Posted over 4 years ago. 3 helpful votes



Read Rule 23 of the Federal Rules of Civil Procedure

The starting point for certifying a class action is familiarizing yourself with Rule 23 of the Federal Rules of Civil Procedure. Rule 23(a) requires that (1) the class be so numerous that joinder is impracticable (2) common issues of law or fact exist (3) the claims of the class are typical and (4) both the class representative and his/her lawyer(s) are adequate to represent the class. Assuming you can satisfy the Rule 23(a) requirements, you can move on to Rule 23(b) to determine what kind of class should be certified. But first things first. Let's concentrate on Rule 23(a) for a moment.

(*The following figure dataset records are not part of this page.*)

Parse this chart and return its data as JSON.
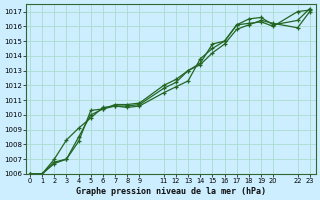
{
  "title": "Graphe pression niveau de la mer (hPa)",
  "bg_color": "#cceeff",
  "grid_color": "#aaddcc",
  "line_color": "#226622",
  "ylim": [
    1006,
    1017.5
  ],
  "yticks": [
    1006,
    1007,
    1008,
    1009,
    1010,
    1011,
    1012,
    1013,
    1014,
    1015,
    1016,
    1017
  ],
  "xticks": [
    0,
    1,
    2,
    3,
    4,
    5,
    6,
    7,
    8,
    9,
    11,
    12,
    13,
    14,
    15,
    16,
    17,
    18,
    19,
    20,
    22,
    23
  ],
  "xlim": [
    -0.3,
    23.5
  ],
  "x_indices": [
    0,
    1,
    2,
    3,
    4,
    5,
    6,
    7,
    8,
    9,
    11,
    12,
    13,
    14,
    15,
    16,
    17,
    18,
    19,
    20,
    22,
    23
  ],
  "series": [
    [
      1006.0,
      1006.0,
      1007.0,
      1008.3,
      1009.1,
      1009.8,
      1010.5,
      1010.6,
      1010.5,
      1010.6,
      1011.5,
      1011.9,
      1012.3,
      1013.8,
      1014.5,
      1015.0,
      1016.1,
      1016.5,
      1016.6,
      1016.1,
      1016.4,
      1017.2
    ],
    [
      1006.0,
      1006.0,
      1006.7,
      1007.0,
      1008.2,
      1010.3,
      1010.4,
      1010.7,
      1010.7,
      1010.8,
      1012.0,
      1012.4,
      1013.0,
      1013.5,
      1014.8,
      1015.0,
      1016.1,
      1016.2,
      1016.3,
      1016.0,
      1017.0,
      1017.1
    ],
    [
      1006.0,
      1006.0,
      1006.8,
      1007.0,
      1008.5,
      1010.0,
      1010.4,
      1010.6,
      1010.6,
      1010.7,
      1011.8,
      1012.2,
      1013.0,
      1013.4,
      1014.2,
      1014.8,
      1015.8,
      1016.1,
      1016.4,
      1016.2,
      1015.9,
      1017.0
    ]
  ]
}
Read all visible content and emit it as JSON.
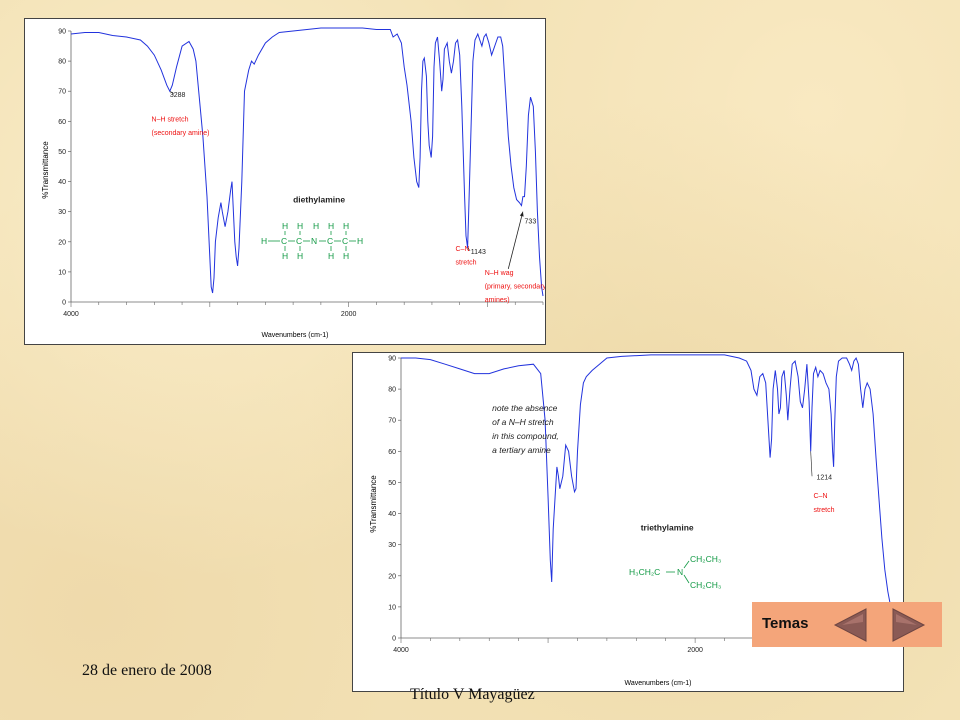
{
  "chart_data": [
    {
      "type": "line",
      "compound": "diethylamine",
      "xlabel": "Wavenumbers (cm-1)",
      "ylabel": "%Transmittance",
      "xlim": [
        4000,
        600
      ],
      "ylim": [
        0,
        90
      ],
      "x_ticks": [
        4000,
        2000
      ],
      "x_tick_labels": [
        "4000",
        "2000"
      ],
      "y_ticks": [
        0,
        10,
        20,
        30,
        40,
        50,
        60,
        70,
        80,
        90
      ],
      "y_tick_labels": [
        "0",
        "10",
        "20",
        "30",
        "40",
        "50",
        "60",
        "70",
        "80",
        "90"
      ],
      "series": [
        {
          "values": [
            [
              4000,
              89
            ],
            [
              3900,
              89.5
            ],
            [
              3800,
              89.5
            ],
            [
              3700,
              88.5
            ],
            [
              3600,
              88
            ],
            [
              3500,
              87
            ],
            [
              3450,
              85
            ],
            [
              3400,
              82
            ],
            [
              3350,
              77
            ],
            [
              3310,
              72
            ],
            [
              3288,
              70
            ],
            [
              3270,
              72
            ],
            [
              3240,
              78
            ],
            [
              3200,
              85
            ],
            [
              3150,
              86.5
            ],
            [
              3120,
              84
            ],
            [
              3100,
              80
            ],
            [
              3080,
              70
            ],
            [
              3050,
              55
            ],
            [
              3020,
              35
            ],
            [
              3000,
              15
            ],
            [
              2990,
              5
            ],
            [
              2980,
              3
            ],
            [
              2970,
              8
            ],
            [
              2960,
              20
            ],
            [
              2940,
              28
            ],
            [
              2920,
              33
            ],
            [
              2910,
              30
            ],
            [
              2890,
              25
            ],
            [
              2870,
              30
            ],
            [
              2850,
              37
            ],
            [
              2840,
              40
            ],
            [
              2820,
              20
            ],
            [
              2810,
              15
            ],
            [
              2800,
              12
            ],
            [
              2790,
              18
            ],
            [
              2770,
              40
            ],
            [
              2750,
              70
            ],
            [
              2720,
              77
            ],
            [
              2700,
              80
            ],
            [
              2680,
              79
            ],
            [
              2650,
              82
            ],
            [
              2600,
              86
            ],
            [
              2550,
              88
            ],
            [
              2500,
              89.5
            ],
            [
              2300,
              90.5
            ],
            [
              2200,
              91
            ],
            [
              2100,
              91
            ],
            [
              2000,
              91
            ],
            [
              1900,
              91
            ],
            [
              1800,
              90.5
            ],
            [
              1700,
              90.5
            ],
            [
              1680,
              88
            ],
            [
              1650,
              89
            ],
            [
              1620,
              86
            ],
            [
              1600,
              78
            ],
            [
              1580,
              72
            ],
            [
              1550,
              60
            ],
            [
              1530,
              48
            ],
            [
              1510,
              40
            ],
            [
              1495,
              38
            ],
            [
              1485,
              48
            ],
            [
              1475,
              70
            ],
            [
              1465,
              80
            ],
            [
              1455,
              81
            ],
            [
              1440,
              75
            ],
            [
              1430,
              60
            ],
            [
              1420,
              52
            ],
            [
              1405,
              48
            ],
            [
              1395,
              55
            ],
            [
              1385,
              78
            ],
            [
              1375,
              86
            ],
            [
              1360,
              88
            ],
            [
              1345,
              80
            ],
            [
              1330,
              70
            ],
            [
              1320,
              74
            ],
            [
              1310,
              84
            ],
            [
              1290,
              86
            ],
            [
              1275,
              80
            ],
            [
              1260,
              76
            ],
            [
              1245,
              80
            ],
            [
              1230,
              86
            ],
            [
              1215,
              87
            ],
            [
              1200,
              82
            ],
            [
              1185,
              65
            ],
            [
              1165,
              35
            ],
            [
              1155,
              22
            ],
            [
              1143,
              18
            ],
            [
              1135,
              30
            ],
            [
              1120,
              55
            ],
            [
              1105,
              80
            ],
            [
              1090,
              87
            ],
            [
              1070,
              89
            ],
            [
              1055,
              87
            ],
            [
              1040,
              85
            ],
            [
              1025,
              88
            ],
            [
              1010,
              89
            ],
            [
              990,
              86
            ],
            [
              970,
              82
            ],
            [
              955,
              84
            ],
            [
              940,
              86
            ],
            [
              925,
              88
            ],
            [
              905,
              88
            ],
            [
              890,
              85
            ],
            [
              870,
              70
            ],
            [
              850,
              55
            ],
            [
              830,
              45
            ],
            [
              810,
              38
            ],
            [
              790,
              34
            ],
            [
              770,
              33
            ],
            [
              755,
              32
            ],
            [
              745,
              35
            ],
            [
              733,
              35
            ],
            [
              720,
              45
            ],
            [
              705,
              62
            ],
            [
              690,
              68
            ],
            [
              670,
              65
            ],
            [
              655,
              50
            ],
            [
              640,
              30
            ],
            [
              625,
              15
            ],
            [
              610,
              5
            ],
            [
              600,
              2
            ]
          ]
        }
      ],
      "annotations": [
        {
          "text": "3288",
          "x": 3288,
          "y": 68
        },
        {
          "text": "N–H stretch",
          "x": 3420,
          "y": 60,
          "color": "#ee1111"
        },
        {
          "text": "(secondary amine)",
          "x": 3420,
          "y": 55.5,
          "color": "#ee1111"
        },
        {
          "text": "1143",
          "x": 1120,
          "y": 16
        },
        {
          "text": "C–N",
          "x": 1230,
          "y": 17,
          "color": "#ee1111"
        },
        {
          "text": "stretch",
          "x": 1230,
          "y": 12.5,
          "color": "#ee1111"
        },
        {
          "text": "733",
          "x": 733,
          "y": 26
        },
        {
          "text": "N–H wag",
          "x": 1020,
          "y": 9,
          "color": "#ee1111"
        },
        {
          "text": "(primary, secondary",
          "x": 1020,
          "y": 4.5,
          "color": "#ee1111"
        },
        {
          "text": "amines)",
          "x": 1020,
          "y": 0,
          "color": "#ee1111"
        },
        {
          "text": "diethylamine",
          "x": 2400,
          "y": 33
        }
      ]
    },
    {
      "type": "line",
      "compound": "triethylamine",
      "xlabel": "Wavenumbers (cm-1)",
      "ylabel": "%Transmittance",
      "xlim": [
        4000,
        600
      ],
      "ylim": [
        0,
        90
      ],
      "x_ticks": [
        4000,
        2000
      ],
      "x_tick_labels": [
        "4000",
        "2000"
      ],
      "y_ticks": [
        0,
        10,
        20,
        30,
        40,
        50,
        60,
        70,
        80,
        90
      ],
      "y_tick_labels": [
        "0",
        "10",
        "20",
        "30",
        "40",
        "50",
        "60",
        "70",
        "80",
        "90"
      ],
      "series": [
        {
          "values": [
            [
              4000,
              90
            ],
            [
              3900,
              90
            ],
            [
              3800,
              89.5
            ],
            [
              3700,
              88
            ],
            [
              3600,
              86.5
            ],
            [
              3500,
              85
            ],
            [
              3400,
              85
            ],
            [
              3300,
              86.5
            ],
            [
              3200,
              87.5
            ],
            [
              3100,
              88
            ],
            [
              3050,
              85
            ],
            [
              3020,
              70
            ],
            [
              3000,
              45
            ],
            [
              2985,
              25
            ],
            [
              2975,
              18
            ],
            [
              2965,
              35
            ],
            [
              2950,
              47
            ],
            [
              2940,
              55
            ],
            [
              2930,
              52
            ],
            [
              2920,
              48
            ],
            [
              2900,
              52
            ],
            [
              2880,
              62
            ],
            [
              2860,
              60
            ],
            [
              2840,
              52
            ],
            [
              2820,
              47
            ],
            [
              2810,
              48
            ],
            [
              2800,
              60
            ],
            [
              2780,
              75
            ],
            [
              2760,
              82
            ],
            [
              2740,
              84
            ],
            [
              2700,
              86
            ],
            [
              2650,
              88
            ],
            [
              2600,
              90
            ],
            [
              2500,
              90.5
            ],
            [
              2300,
              91
            ],
            [
              2000,
              91
            ],
            [
              1800,
              91
            ],
            [
              1700,
              90
            ],
            [
              1650,
              89
            ],
            [
              1620,
              86
            ],
            [
              1600,
              80
            ],
            [
              1580,
              78
            ],
            [
              1560,
              84
            ],
            [
              1540,
              85
            ],
            [
              1520,
              82
            ],
            [
              1505,
              70
            ],
            [
              1490,
              58
            ],
            [
              1480,
              64
            ],
            [
              1470,
              80
            ],
            [
              1455,
              86
            ],
            [
              1440,
              80
            ],
            [
              1430,
              72
            ],
            [
              1420,
              74
            ],
            [
              1410,
              84
            ],
            [
              1395,
              86
            ],
            [
              1380,
              78
            ],
            [
              1370,
              70
            ],
            [
              1355,
              80
            ],
            [
              1340,
              88
            ],
            [
              1320,
              89
            ],
            [
              1300,
              84
            ],
            [
              1285,
              76
            ],
            [
              1270,
              74
            ],
            [
              1255,
              80
            ],
            [
              1240,
              88
            ],
            [
              1225,
              76
            ],
            [
              1214,
              60
            ],
            [
              1205,
              74
            ],
            [
              1195,
              85
            ],
            [
              1180,
              87
            ],
            [
              1165,
              84
            ],
            [
              1150,
              86
            ],
            [
              1130,
              85
            ],
            [
              1110,
              82
            ],
            [
              1090,
              80
            ],
            [
              1075,
              72
            ],
            [
              1065,
              60
            ],
            [
              1058,
              55
            ],
            [
              1050,
              70
            ],
            [
              1040,
              84
            ],
            [
              1025,
              89
            ],
            [
              1000,
              90
            ],
            [
              970,
              90
            ],
            [
              950,
              88
            ],
            [
              935,
              86
            ],
            [
              920,
              89
            ],
            [
              905,
              90
            ],
            [
              890,
              88
            ],
            [
              875,
              80
            ],
            [
              860,
              74
            ],
            [
              845,
              80
            ],
            [
              830,
              82
            ],
            [
              810,
              80
            ],
            [
              790,
              72
            ],
            [
              770,
              58
            ],
            [
              750,
              45
            ],
            [
              730,
              32
            ],
            [
              710,
              22
            ],
            [
              690,
              15
            ],
            [
              670,
              10
            ],
            [
              650,
              5
            ],
            [
              630,
              2
            ],
            [
              615,
              1
            ]
          ]
        }
      ],
      "annotations": [
        {
          "text": "note the absence",
          "x": 3380,
          "y": 73
        },
        {
          "text": "of a N–H stretch",
          "x": 3380,
          "y": 68.5
        },
        {
          "text": "in this compound,",
          "x": 3380,
          "y": 64
        },
        {
          "text": "a tertiary amine",
          "x": 3380,
          "y": 59.5
        },
        {
          "text": "1214",
          "x": 1175,
          "y": 51
        },
        {
          "text": "C–N",
          "x": 1195,
          "y": 45,
          "color": "#ee1111"
        },
        {
          "text": "stretch",
          "x": 1195,
          "y": 40.5,
          "color": "#ee1111"
        },
        {
          "text": "triethylamine",
          "x": 2370,
          "y": 34.5
        }
      ]
    }
  ],
  "structures": {
    "diethylamine": {
      "h_row": [
        "H",
        "H",
        "H",
        "H",
        "H"
      ],
      "atoms": [
        "H",
        "C",
        "C",
        "N",
        "C",
        "C",
        "H"
      ]
    },
    "triethylamine": {
      "left_group": "H₃CH₂C",
      "n": "N",
      "upper_group": "CH₂CH₃",
      "lower_group": "CH₂CH₃"
    }
  },
  "footer": {
    "date": "28 de enero de 2008",
    "title": "Título V Mayagüez"
  },
  "nav": {
    "label": "Temas",
    "prev_icon": "triangle-left-icon",
    "next_icon": "triangle-right-icon",
    "color": "#f4a57a"
  },
  "colors": {
    "spectrum": "#2233dd",
    "annotation_red": "#ee1111",
    "structure_green": "#119944"
  }
}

Interview The Client With An Eye Toward A Common Fact Pattern

A common fact pattern is a must to certify a class because Rule 23 requires that the class be so numerous that naming all of the class members and personally joining them in one lawsuit is not practicable. In other words, what happened to your client must have happened to lots of other people. There is no bright line rule on the minimum number required to certify a class. But, generally speaking, at least 40-50 people are needed. Second, the facts that create the potential client's legal claim(s) must be common to other people who would be in the class. For example, a person that was unlawfully fired from his/her job because of something peculiar to that person would not make for a good class representative. Finally, your client has to be an adequate representative of the class and you have to be able to show that you can adequately prosecute the case. For the client, adequacy doesn't mean being the smartest person in the room, but he/she must be familiar with the case facts.


Determine What Type Of Class Is Best

Are you seeking an injunction or are you seeking damages for past misconduct? The answer to that question determines the type of class you should seek. Injunctive relief is primarily provided through a Rule 23(b)(2) class. Damages are primarily provided through a Rule 23(b)(3) class. In (b)(3) classes, common issues of fact/law must predominate over individual issues, and a class action must be superior to other types of means for adjudication of the claims. In the somewhat rare event that a defendant has little money and/or or a limited fund of assets to pay a judgment, you may get a class certified through (b)(1)(B). Rule 23 can be complex depending on the circumstances, but this guide should give you a head start. Of course, the devil is in the details, so this guide should be seen only as an overview.